- Poster
- Directed by: Raghav (Dwarki)
- Written by: Raghav (Dwarki)
- Produced by: E. Krishnappa
- Starring: Srinagar Kitty Rachana Malhothra
- Cinematography: Sundarnath Suvarna
- Edited by: K. M. Prakash
- Music by: X. Paulraj
- Release date: 5 August 2010;
- Running time: 138 minutes
- Country: India
- Language: Kannada

= Mathe Mungaru =

Mathe Mungaru is a 2010 Indian Kannada-language drama film written and directed by Raghav. It stars Srinagar Kitty and Rachana Malhothra. The film released to positive reviews but went unnoticed at the box office.

==Plot==

Mathe Mungaru tells the true-life story of Narayana Mandhagadde, a man from Shivamogga district in Karnataka who served 21 years in prison in Pakistan. He returned home in 2003 with the intervention of the former prime minister Atal Bihari Vajpayee.

== Production ==
The story is based on Narayana Mandagadde, an Indian prisoner who was held captive in Pakistan for twenty-one years. 11 actors including Srinagara Kitty shaved their heads for their roles in the film.

Although initially hesitant, Asha Bhosle agreed to sing a song for the film in Mumbai, marking her comeback to the Kannada industry after 37 years. Upon recording, difficult Kannada words were replaced with easier ones.

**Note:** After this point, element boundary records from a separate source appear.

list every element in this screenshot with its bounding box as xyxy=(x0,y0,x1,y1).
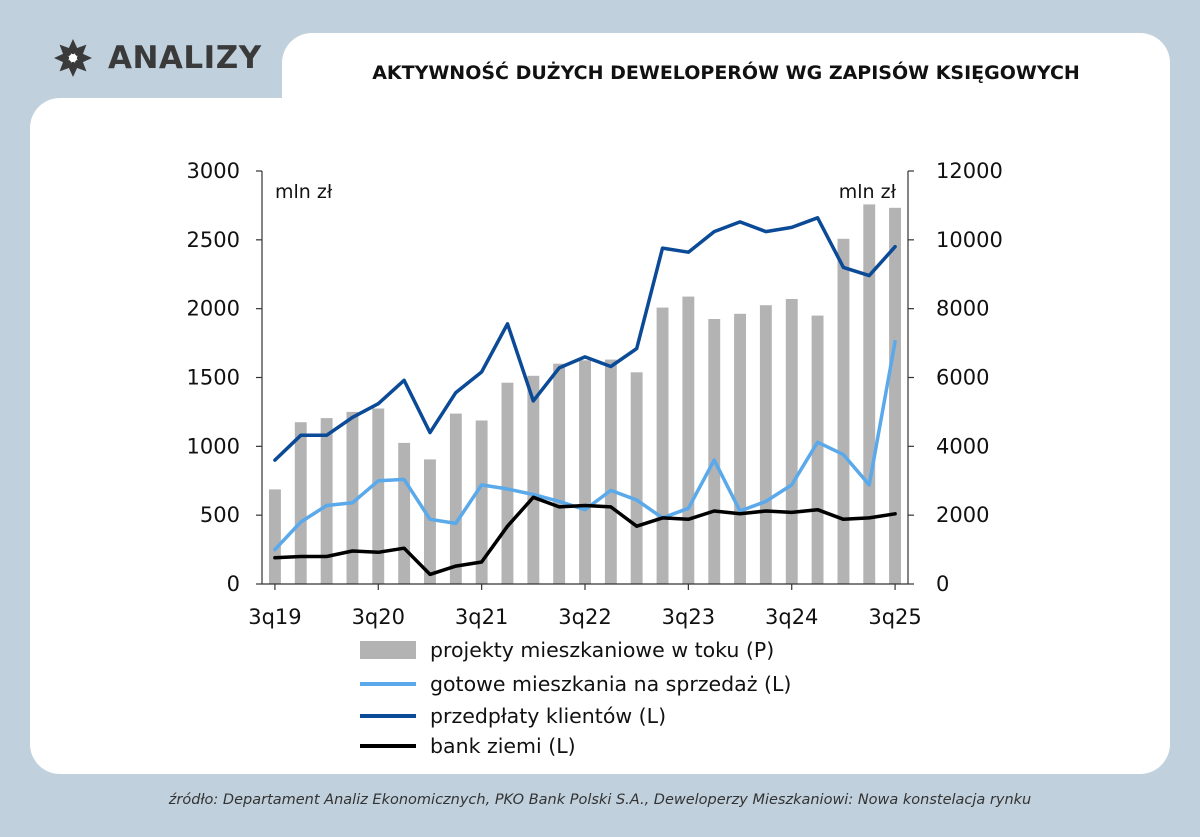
bar xyxy=(734,313,746,584)
bar xyxy=(372,408,385,584)
bar xyxy=(604,359,617,584)
title-tab xyxy=(282,33,1170,163)
chart-card xyxy=(30,98,1170,774)
right-tick-label: 6000 xyxy=(936,366,989,390)
bar xyxy=(837,238,850,585)
tick-labels-layer: 0 500 1000 1500 2000 2500 3000 0 2000 4000 6000 800… xyxy=(187,159,1003,629)
left-tick-label: 2500 xyxy=(187,228,240,252)
right-tick-label: 0 xyxy=(936,572,949,596)
legend-label: przedpłaty klientów (L) xyxy=(430,704,666,728)
left-tick-label: 0 xyxy=(227,572,240,596)
source-note: źródło: Departament Analiz Ekonomicznych… xyxy=(168,792,1032,808)
bar xyxy=(785,299,798,584)
flower-logo-icon xyxy=(54,39,92,77)
bar xyxy=(656,307,669,584)
bar xyxy=(553,363,566,584)
bar xyxy=(708,319,721,584)
x-tick-label: 3q21 xyxy=(455,605,508,629)
bar xyxy=(889,207,901,585)
bar xyxy=(398,442,411,584)
brand-name: ANALIZY xyxy=(108,40,262,76)
bar xyxy=(294,422,307,584)
bar xyxy=(424,459,436,584)
left-tick-label: 500 xyxy=(200,503,240,527)
right-tick-label: 4000 xyxy=(936,434,989,458)
series-line-1 xyxy=(273,216,897,462)
legend-label: projekty mieszkaniowe w toku (P) xyxy=(430,638,774,662)
x-tick-label: 3q23 xyxy=(662,605,715,629)
x-tick-label: 3q22 xyxy=(558,605,611,629)
right-unit-label: mln zł xyxy=(839,181,897,203)
bar xyxy=(811,315,824,584)
brand-header: ANALIZY xyxy=(52,38,262,78)
bar xyxy=(527,375,540,584)
bar xyxy=(863,204,876,584)
series-line-2 xyxy=(273,495,897,577)
x-tick-label: 3q25 xyxy=(868,605,921,629)
legend: projekty mieszkaniowe w toku (P) gotowe m… xyxy=(360,638,791,758)
left-tick-label: 3000 xyxy=(187,159,240,183)
right-tick-label: 2000 xyxy=(936,503,989,527)
x-tick-label: 3q19 xyxy=(248,605,301,629)
bar xyxy=(630,372,643,584)
line-series-layer xyxy=(273,216,897,577)
bar-series-layer xyxy=(269,204,901,585)
bar xyxy=(579,360,591,584)
bar xyxy=(759,305,772,584)
left-unit-label: mln zł xyxy=(275,181,333,203)
bar xyxy=(475,420,488,584)
chart-title: AKTYWNOŚĆ DUŻYCH DEWELOPERÓW WG ZAPISÓW … xyxy=(372,62,1080,84)
bar xyxy=(346,411,359,584)
left-tick-label: 1000 xyxy=(187,434,240,458)
right-tick-label: 8000 xyxy=(936,297,989,321)
bar xyxy=(501,382,514,584)
bar xyxy=(682,296,695,584)
left-tick-label: 2000 xyxy=(187,297,240,321)
x-tick-label: 3q20 xyxy=(352,605,405,629)
x-tick-label: 3q24 xyxy=(765,605,818,629)
bar xyxy=(449,413,462,584)
right-tick-label: 10000 xyxy=(936,228,1003,252)
bar xyxy=(320,418,333,584)
legend-label: bank ziemi (L) xyxy=(430,734,576,758)
bar xyxy=(269,489,281,584)
right-tick-label: 12000 xyxy=(936,159,1003,183)
left-tick-label: 1500 xyxy=(187,366,240,390)
legend-label: gotowe mieszkania na sprzedaż (L) xyxy=(430,672,791,696)
legend-swatch xyxy=(360,641,416,659)
series-line-0 xyxy=(273,339,897,552)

The song was recorded in January 2010. A month later, after both the crew had Bhosle mistakenly release a statement denoting that the song was her Kannada debut after Veer Samarth stated that another song she recorded was her debut.

==Soundtrack==
The music of the movie is composed by X. Paulraj, with lyrics by Dwarki Raghava, except where noted.

- "Chita Pata Pata" - Karthik, Shreya Ghoshal
- "Helade Kaarana" - Asha Bhosle
- "Summaniruva Ee Manasinali" - Ranjith
- "Belagayitu" - Hariharan (lyrics : V. Nagendra Prasad)
- "Kangalu Kanalive" - Karthikeyan
- "Hey Janmabhoomi" - Vijay Prakash, K. S. Chithra

== Reception ==
A critic from the IANS rated the film three out of five stars and wrote, "‘Mathe Mungaru’ is a very honest attempt backed by good efforts. If only Dwarki had worked on some details and polished his script, the film could have been much better".